An Effective Curriculum
Designing an effective curriculum is one of the key challenges for everyone involved in education, from the Secretary of State to the classroom teacher. Over the centuries, many different models have been tried, from the fascination of the ancients for astrology and geometry to the more modern attempt to remove competition to encourage a more egalitarian approach.
For the most part, decisions about what should be studied are collective and rightly made by those with suitable expertise. However, occasionally an individual is able to exert an undue influence and impose their worldview on the rest of us. The highest profile example in recent times has been the impact of a certain Mr M Gove.
In Michael’s opinion – and apart from the fact that he went to school himself and has children who go to school, I can see no obvious evidence that he has anything other than opinion to offer, and certainly nothing approaching expertise – some school subjects can be judged to be more valuable than others. Maths and English count, of course, as do the science subjects. Despite the increasingly inward direction our country is currently taking, foreign languages are deemed to be of merit, as is history (as long as Churchill features prominently) and geography (all those bits on the map that used to be pink).
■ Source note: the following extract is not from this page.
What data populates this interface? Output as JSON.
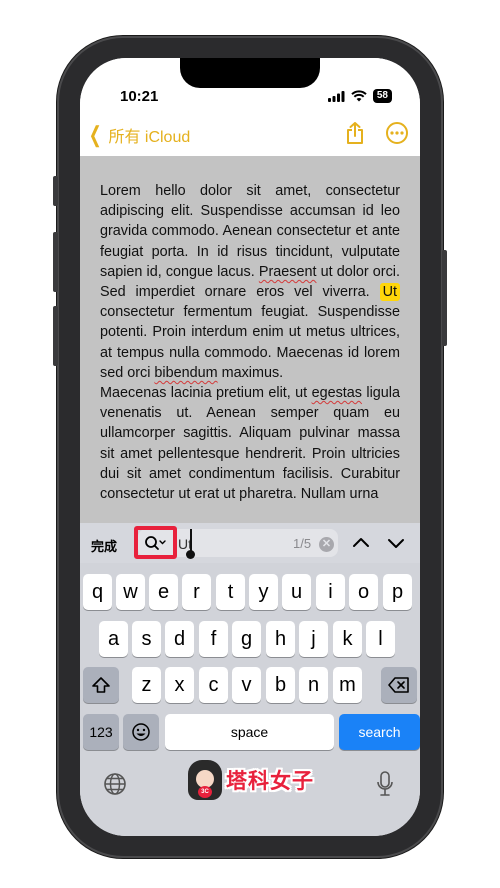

However, apparently our children are studying other subjects that are not judged to be as valuable. Religious studies is not worthy, nor business studies or PE. Nothing with an ‘-ology’ in the title counts and, most worrying of all, the teaching of art, music and drama is seen as an unnecessary intrusion in the school day, which should preferably be side-lined to a lunchtime or after-school club.
All of which absurdity is the reason why the current exam league tables are called Attainment 8, based on the so-called ‘English Baccalaureate’ where only the ‘acceptable’ subjects are counted and anything peripheral only matters if other criteria apply. I apologise if I have not explained this very well, but I have always struggled to understand the logic and I have been especially fortunate that I have not needed to engage with it. However, regardless of my grasp of the details, the reality is that creative and ‘fringe’ subjects have been squeezed from the timetable in many schools across the country and unnecessarily marginalised as a result.
Those of us who this week had the privilege and pleasure of watching Radnor’s superb production of Singin’ in the Rain, with all its values of teamwork, cooperation, mutual support across a wide age range and the sheer sense of triumph at the end of a job so well done, can only be left dumbfounded that such learning experiences are somehow judged to be a nuisance rather than an essential part of a fully rounded education. And I, for one, will do all I can to ensure that creativity plays its full part in a Radnor curriculum.